Postdoctoral Fellow

T.H. Chan School of Public Health, Harvard University

About Me

I am an environmental geographer interested in how global environmental change is affecting human well-being. Before academia, I lived all over the world - from Mali to Alaska to the Philippines - working at the intersection of policy and research. Now, I work with large datasets at global scales using data science methods, but with my research questions and hypotheses deeply informed by my experiences in the field and in the policy sector.

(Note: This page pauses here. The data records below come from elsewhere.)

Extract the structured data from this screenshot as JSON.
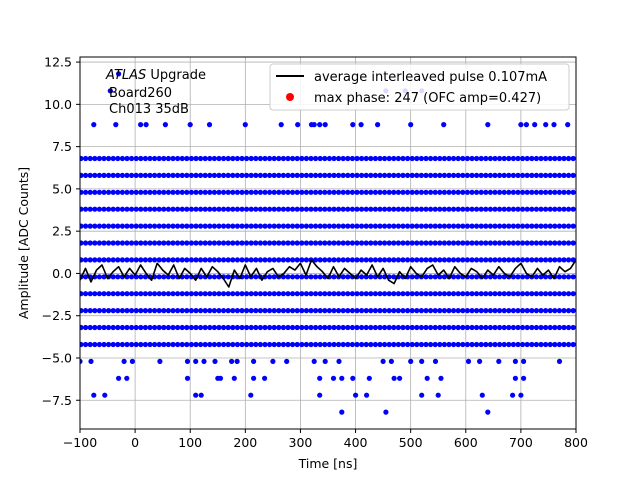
{
  "chart_data": {
    "type": "scatter",
    "xlabel": "Time [ns]",
    "ylabel": "Amplitude [ADC Counts]",
    "xlim": [
      -100,
      800
    ],
    "ylim": [
      -9.2,
      12.8
    ],
    "grid": true,
    "x_ticks": [
      -100,
      0,
      100,
      200,
      300,
      400,
      500,
      600,
      700,
      800
    ],
    "y_ticks": [
      -7.5,
      -5.0,
      -2.5,
      0.0,
      2.5,
      5.0,
      7.5,
      10.0,
      12.5
    ],
    "x_tick_labels": [
      "−100",
      "0",
      "100",
      "200",
      "300",
      "400",
      "500",
      "600",
      "700",
      "800"
    ],
    "y_tick_labels": [
      "−7.5",
      "−5.0",
      "−2.5",
      "0.0",
      "2.5",
      "5.0",
      "7.5",
      "10.0",
      "12.5"
    ],
    "annotation": {
      "line1_italic": "ATLAS",
      "line1_rest": " Upgrade",
      "line2": "Board260",
      "line3": "Ch013 35dB"
    },
    "legend": {
      "placement": "top-right",
      "entries": [
        {
          "label": "average interleaved pulse 0.107mA",
          "marker": "line",
          "color": "#000000"
        },
        {
          "label": "max phase: 247 (OFC amp=0.427)",
          "marker": "dot",
          "color": "#ff0000"
        }
      ]
    },
    "series": [
      {
        "kind": "scatter",
        "color": "#0000ff",
        "dense_levels": [
          -4.2,
          -3.2,
          -2.2,
          -1.2,
          -0.2,
          0.8,
          1.8,
          2.8,
          3.8,
          4.8,
          5.8,
          6.8
        ],
        "sparse_points": [
          [
            -75,
            8.8
          ],
          [
            -35,
            8.8
          ],
          [
            10,
            8.8
          ],
          [
            20,
            8.8
          ],
          [
            55,
            8.8
          ],
          [
            100,
            8.8
          ],
          [
            135,
            8.8
          ],
          [
            200,
            8.8
          ],
          [
            265,
            8.8
          ],
          [
            295,
            8.8
          ],
          [
            320,
            8.8
          ],
          [
            325,
            8.8
          ],
          [
            335,
            8.8
          ],
          [
            345,
            8.8
          ],
          [
            395,
            8.8
          ],
          [
            410,
            8.8
          ],
          [
            440,
            8.8
          ],
          [
            500,
            8.8
          ],
          [
            560,
            8.8
          ],
          [
            640,
            8.8
          ],
          [
            700,
            8.8
          ],
          [
            710,
            8.8
          ],
          [
            725,
            8.8
          ],
          [
            745,
            8.8
          ],
          [
            760,
            8.8
          ],
          [
            785,
            8.8
          ],
          [
            -45,
            10.8
          ],
          [
            -30,
            11.8
          ],
          [
            455,
            10.8
          ],
          [
            490,
            10.8
          ],
          [
            520,
            10.8
          ],
          [
            -100,
            -5.2
          ],
          [
            -80,
            -5.2
          ],
          [
            -20,
            -5.2
          ],
          [
            -5,
            -5.2
          ],
          [
            45,
            -5.2
          ],
          [
            95,
            -5.2
          ],
          [
            110,
            -5.2
          ],
          [
            125,
            -5.2
          ],
          [
            145,
            -5.2
          ],
          [
            175,
            -5.2
          ],
          [
            185,
            -5.2
          ],
          [
            215,
            -5.2
          ],
          [
            250,
            -5.2
          ],
          [
            275,
            -5.2
          ],
          [
            325,
            -5.2
          ],
          [
            345,
            -5.2
          ],
          [
            370,
            -5.2
          ],
          [
            450,
            -5.2
          ],
          [
            465,
            -5.2
          ],
          [
            500,
            -5.2
          ],
          [
            520,
            -5.2
          ],
          [
            545,
            -5.2
          ],
          [
            605,
            -5.2
          ],
          [
            625,
            -5.2
          ],
          [
            660,
            -5.2
          ],
          [
            690,
            -5.2
          ],
          [
            705,
            -5.2
          ],
          [
            770,
            -5.2
          ],
          [
            -30,
            -6.2
          ],
          [
            -15,
            -6.2
          ],
          [
            95,
            -6.2
          ],
          [
            150,
            -6.2
          ],
          [
            155,
            -6.2
          ],
          [
            180,
            -6.2
          ],
          [
            215,
            -6.2
          ],
          [
            235,
            -6.2
          ],
          [
            335,
            -6.2
          ],
          [
            360,
            -6.2
          ],
          [
            375,
            -6.2
          ],
          [
            395,
            -6.2
          ],
          [
            425,
            -6.2
          ],
          [
            470,
            -6.2
          ],
          [
            480,
            -6.2
          ],
          [
            530,
            -6.2
          ],
          [
            555,
            -6.2
          ],
          [
            690,
            -6.2
          ],
          [
            705,
            -6.2
          ],
          [
            -75,
            -7.2
          ],
          [
            -55,
            -7.2
          ],
          [
            110,
            -7.2
          ],
          [
            120,
            -7.2
          ],
          [
            210,
            -7.2
          ],
          [
            335,
            -7.2
          ],
          [
            400,
            -7.2
          ],
          [
            420,
            -7.2
          ],
          [
            520,
            -7.2
          ],
          [
            550,
            -7.2
          ],
          [
            630,
            -7.2
          ],
          [
            685,
            -7.2
          ],
          [
            700,
            -7.2
          ],
          [
            375,
            -8.2
          ],
          [
            455,
            -8.2
          ],
          [
            640,
            -8.2
          ]
        ]
      },
      {
        "kind": "line",
        "color": "#000000",
        "points": [
          [
            -100,
            -0.4
          ],
          [
            -90,
            0.3
          ],
          [
            -80,
            -0.5
          ],
          [
            -70,
            0.2
          ],
          [
            -60,
            0.5
          ],
          [
            -50,
            -0.3
          ],
          [
            -40,
            0.1
          ],
          [
            -30,
            0.4
          ],
          [
            -20,
            -0.2
          ],
          [
            -10,
            0.3
          ],
          [
            0,
            -0.1
          ],
          [
            10,
            0.5
          ],
          [
            20,
            0.0
          ],
          [
            30,
            -0.4
          ],
          [
            40,
            0.6
          ],
          [
            50,
            0.2
          ],
          [
            60,
            -0.1
          ],
          [
            70,
            0.5
          ],
          [
            80,
            -0.3
          ],
          [
            90,
            0.3
          ],
          [
            100,
            0.0
          ],
          [
            110,
            -0.4
          ],
          [
            120,
            0.3
          ],
          [
            130,
            -0.2
          ],
          [
            140,
            0.4
          ],
          [
            150,
            0.1
          ],
          [
            160,
            -0.3
          ],
          [
            170,
            -0.8
          ],
          [
            180,
            0.2
          ],
          [
            190,
            -0.3
          ],
          [
            200,
            0.5
          ],
          [
            210,
            -0.2
          ],
          [
            220,
            0.3
          ],
          [
            230,
            -0.4
          ],
          [
            240,
            0.1
          ],
          [
            250,
            0.3
          ],
          [
            260,
            -0.2
          ],
          [
            270,
            0.0
          ],
          [
            280,
            0.4
          ],
          [
            290,
            0.2
          ],
          [
            300,
            0.6
          ],
          [
            310,
            -0.1
          ],
          [
            320,
            0.8
          ],
          [
            330,
            0.4
          ],
          [
            340,
            0.1
          ],
          [
            350,
            -0.3
          ],
          [
            360,
            0.4
          ],
          [
            370,
            -0.2
          ],
          [
            380,
            0.3
          ],
          [
            390,
            0.0
          ],
          [
            400,
            -0.3
          ],
          [
            410,
            0.2
          ],
          [
            420,
            -0.1
          ],
          [
            430,
            0.5
          ],
          [
            440,
            -0.2
          ],
          [
            450,
            0.3
          ],
          [
            460,
            -0.4
          ],
          [
            470,
            -0.6
          ],
          [
            480,
            0.1
          ],
          [
            490,
            -0.3
          ],
          [
            500,
            0.4
          ],
          [
            510,
            0.0
          ],
          [
            520,
            -0.2
          ],
          [
            530,
            0.3
          ],
          [
            540,
            0.5
          ],
          [
            550,
            -0.1
          ],
          [
            560,
            0.2
          ],
          [
            570,
            -0.3
          ],
          [
            580,
            0.4
          ],
          [
            590,
            0.0
          ],
          [
            600,
            -0.2
          ],
          [
            610,
            0.3
          ],
          [
            620,
            0.1
          ],
          [
            630,
            -0.3
          ],
          [
            640,
            0.2
          ],
          [
            650,
            -0.1
          ],
          [
            660,
            0.4
          ],
          [
            670,
            0.0
          ],
          [
            680,
            -0.2
          ],
          [
            690,
            0.3
          ],
          [
            700,
            0.6
          ],
          [
            710,
            0.0
          ],
          [
            720,
            -0.2
          ],
          [
            730,
            0.3
          ],
          [
            740,
            -0.1
          ],
          [
            750,
            0.2
          ],
          [
            760,
            -0.3
          ],
          [
            770,
            0.4
          ],
          [
            780,
            0.1
          ],
          [
            790,
            0.3
          ],
          [
            800,
            0.8
          ]
        ]
      }
    ]
  }
}
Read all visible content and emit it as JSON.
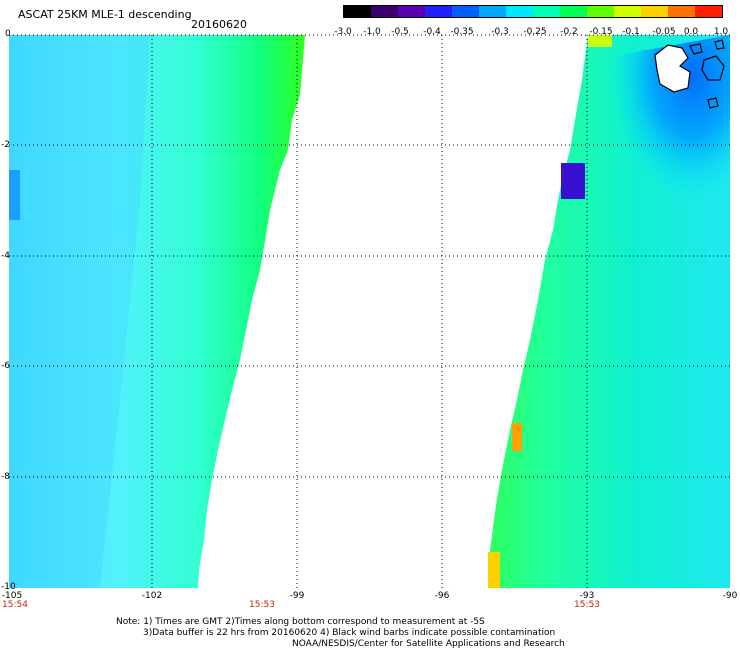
{
  "header": {
    "title": "ASCAT 25KM MLE-1 descending",
    "date": "20160620"
  },
  "colorbar": {
    "labels": [
      "-3.0",
      "-1.0",
      "-0.5",
      "-0.4",
      "-0.35",
      "-0.3",
      "-0.25",
      "-0.2",
      "-0.15",
      "-0.1",
      "-0.05",
      "0.0",
      "1.0"
    ],
    "colors": [
      "#000000",
      "#3a0070",
      "#5a00b0",
      "#2020ff",
      "#0060ff",
      "#00a8ff",
      "#00e8ff",
      "#00ffb0",
      "#00ff50",
      "#60ff00",
      "#d0ff00",
      "#ffd000",
      "#ff7000",
      "#ff2000"
    ]
  },
  "axes": {
    "lat_labels": [
      "0",
      "-2",
      "-4",
      "-6",
      "-8",
      "-10"
    ],
    "lon_labels": [
      "-105",
      "-102",
      "-99",
      "-96",
      "-93",
      "-90"
    ],
    "time_labels": [
      "15:54",
      "15:53",
      "15:53"
    ]
  },
  "legend_colors": {
    "land_outline": "#000000",
    "time_text": "#cc2200"
  },
  "footer": {
    "line1": "Note: 1) Times are GMT 2)Times along bottom correspond to measurement at -5S",
    "line2": "3)Data buffer is 22 hrs from 20160620 4) Black wind barbs indicate possible contamination",
    "line3": "NOAA/NESDIS/Center for Satellite Applications and Research"
  }
}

In my research, I work with “big micro-data”: surveys conducted at individual and household levels, combined and harmonized to give a global, high-resolution picture of human well-being. Combining these data with information on prevailing ecological, agricultural, and climatological conditions, I use machine learning methods to better understand how the environment affects human well-being. I’m particularly interested in understanding which populations are most vulnerable to environmental change and which policy interventions could lead to the greatest improvements in well-being, as well as using scenarios to attribute well-being to historical change and forecast what the future might look like.

Interests
  • Data Science
  • Climate Change
  • Food Security
  • Global Health
  • Environmental Conservation

Select Publications

Developing a global indicator for Aichi Target 1 by merging online data sources to measure biodiversity awareness and engagement
Developing a global indicator for Aichi Target 1 by merging online data sources to measure biodiversity awareness and engagement

Due to the importance of public support in fostering positive outcomes for biodiversity, Aichi Biodiversity Target 1 aims to increase public awareness of the value of biodiversity and actions that help to conserve it. However, indicators for this critical target have historically relied on public-opinion surveys that are time-consuming, geographically restricted, and expensive. Here, we present an alternative approach based on tracking the use of biodiversity-related keywords in 31 different languages in online newspapers, social media, and internet searches to monitor Aichi Target 1 in real-time, at a global scale, and at relatively low cost. By implementing the indicator, we show global patterns associated with spatio-temporal variability in public engagement with biodiversity topics, such as a clear drop in conversations around weekends and biodiversity-related topic congruence across culturally similar countries. Highly divergent scores across platforms for each country highlight the importance of sourcing information from multiple data streams. The data behind this global indicator is visualized and publicly available at BiodiversityEngagementIndicator.com and can be used by countries party to the Convention on Biological Diversity (CBD) to report on their progress towards meeting Aichi Target 1 to the Secretariat. Continued and expanded monitoring using this indicator will provide further insights for better targeting of public awareness campaigns.